MCP Server
This tutorial demonstrates Kavach MCP through automated tests, direct APIs, stdio, native Streamable HTTP, and MCPO.
Overview
The Kavach MCP server is a stateless transport adapter over the REST control plane. It exposes governed read and controlled-write operations to agents through the Model Context Protocol. This tutorial shows six ways to interact with it.
Level 1: Automated tests
Run the MCP test suite:
uv run pytest tests/mcpLevel 2: Python API (no REST)
Use the MCP server object directly with its configured REST client. This expects KAVACH_API_URL to point to a running Kavach REST API (default: http://127.0.0.1:8000).
from kavach import create_mcp_server
server = create_mcp_server()
# List available tools
print([tool.name for tool in server.list_tools()])
# Call a tool
result = server.call_tool("provider.list")

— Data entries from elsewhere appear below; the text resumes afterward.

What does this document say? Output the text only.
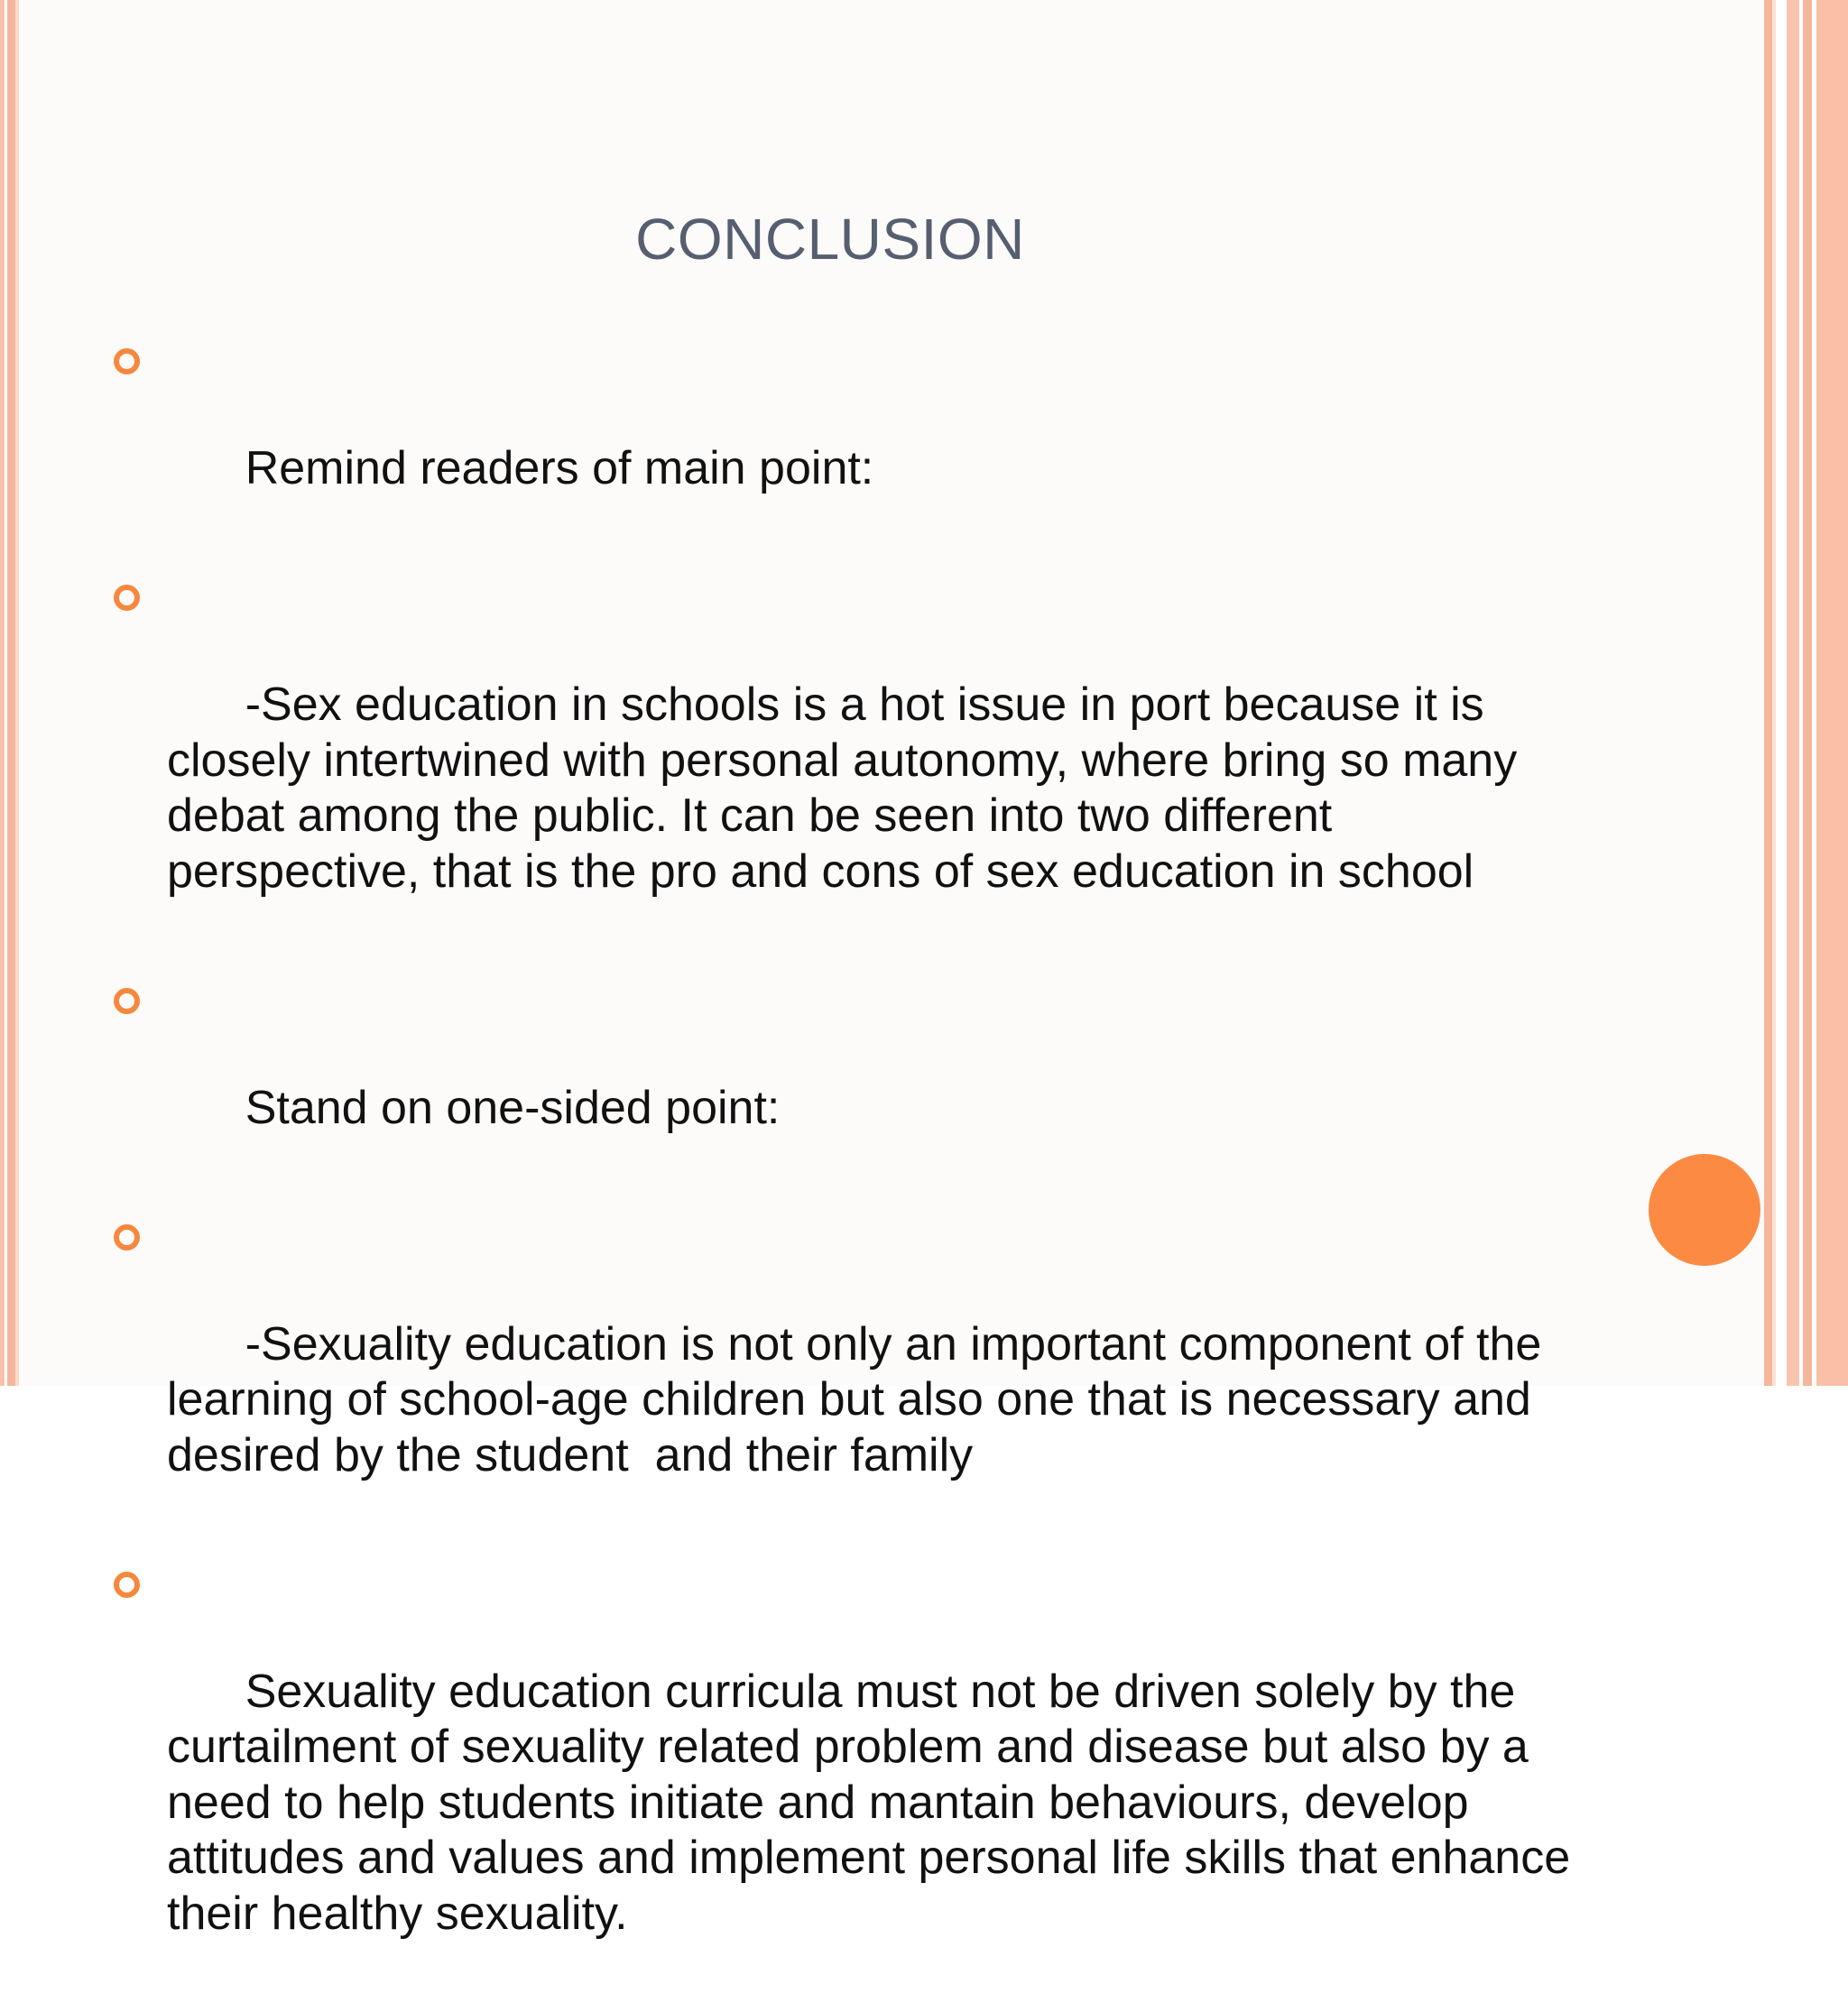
CONCLUSION

Remind readers of main point:

-Sex education in schools is a hot issue in port because it is closely intertwined with personal autonomy, where bring so many debat among the public. It can be seen into two different perspective, that is the pro and cons of sex education in school

Stand on one-sided point:

-Sexuality education is not only an important component of the learning of school-age children but also one that is necessary and desired by the student  and their family

Sexuality education curricula must not be driven solely by the curtailment of sexuality related problem and disease but also by a need to help students initiate and mantain behaviours, develop attitudes and values and implement personal life skills that enhance their healthy sexuality.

print(result.model_dump())Level 3: With REST API running
Start the REST API in one terminal:
uvicorn kavach.api.app:app --reloadThen in another shell, interact with the MCP server:
from kavach import create_mcp_server
server = create_mcp_server()
# Provider discovery
print(server.call_tool("provider.list").model_dump())
# List jobs
print(server.call_tool("job.list", {"limit": 10}).model_dump())
# Registry lookup
print(server.call_tool("registry.list_models").model_dump())
# Evaluation history
print(server.call_tool("evaluation.history", {"execution_id": "exec-1"}).model_dump())Level 4: JSON-RPC via stdio
Pipe line-delimited JSON-RPC messages into a tiny Python runner. This is how MCP clients communicate with the server.
List tools, no REST required:
printf '%s\n' \
'{"jsonrpc":"2.0","id":1,"method":"initialize","params":{}}' \
'{"jsonrpc":"2.0","id":2,"method":"tools/list","params":{}}' \
| uv run python -c 'from kavach import create_mcp_server; create_mcp_server().run_stdio()'Call a tool through stdio (REST must be running):
printf '%s\n' \
'{"jsonrpc":"2.0","id":1,"method":"tools/call","params":{"name":"job.list","arguments":{"limit":10}}}' \
| KAVACH_API_URL=http://127.0.0.1:8000 uv run python -c 'from kavach import create_mcp_server; create_mcp_server().run_stdio()'It expects one JSON-RPC message per line and writes one JSON-RPC response per line. notifications/initialized intentionally returns no output.
Level 5: Native Streamable HTTP
Use the native HTTP endpoint when an MCP-aware client runs outside the local machine or when each request needs a user identity. Start the local stack, then run the MCP service separately:
# Terminal 1: Keycloak and the Kavach REST API
./kavach-local.sh
# Terminal 2: native MCP endpoint
uv run kavach-mcp --transport streamable-http --host 127.0.0.1 --port 8002The endpoint is http://127.0.0.1:8002/mcp. Fetch a local service token and use it as the client's Authorization header:
uv run python scripts/mcp/fetch-access-token.pyFor a visual client, start ./scripts/mcp/start-inspector.sh, open the complete URL it prints (including its proxy token), then configure Streamable HTTP, Direct connection, the endpoint above, and Authorization: Bearer <access-token>. Leave the Inspector OAuth form empty: the bearer token is already supplied as a custom header. See the Streamable HTTP guide for the full client example and troubleshooting.
Level 6: MCPO over HTTP
MCPO wraps the stdio MCP server in an OpenAPI-compatible HTTP surface. Start it through the repository helper after Keycloak and the REST stack are running:
./scripts/mcp/start-mcp.sh
open http://127.0.0.1:8001/docsCalls made through MCPO still require the kavach-mcp service account to be a tenant member with the required role assignments. A valid token can still receive 403 when the actor lacks the corresponding permission.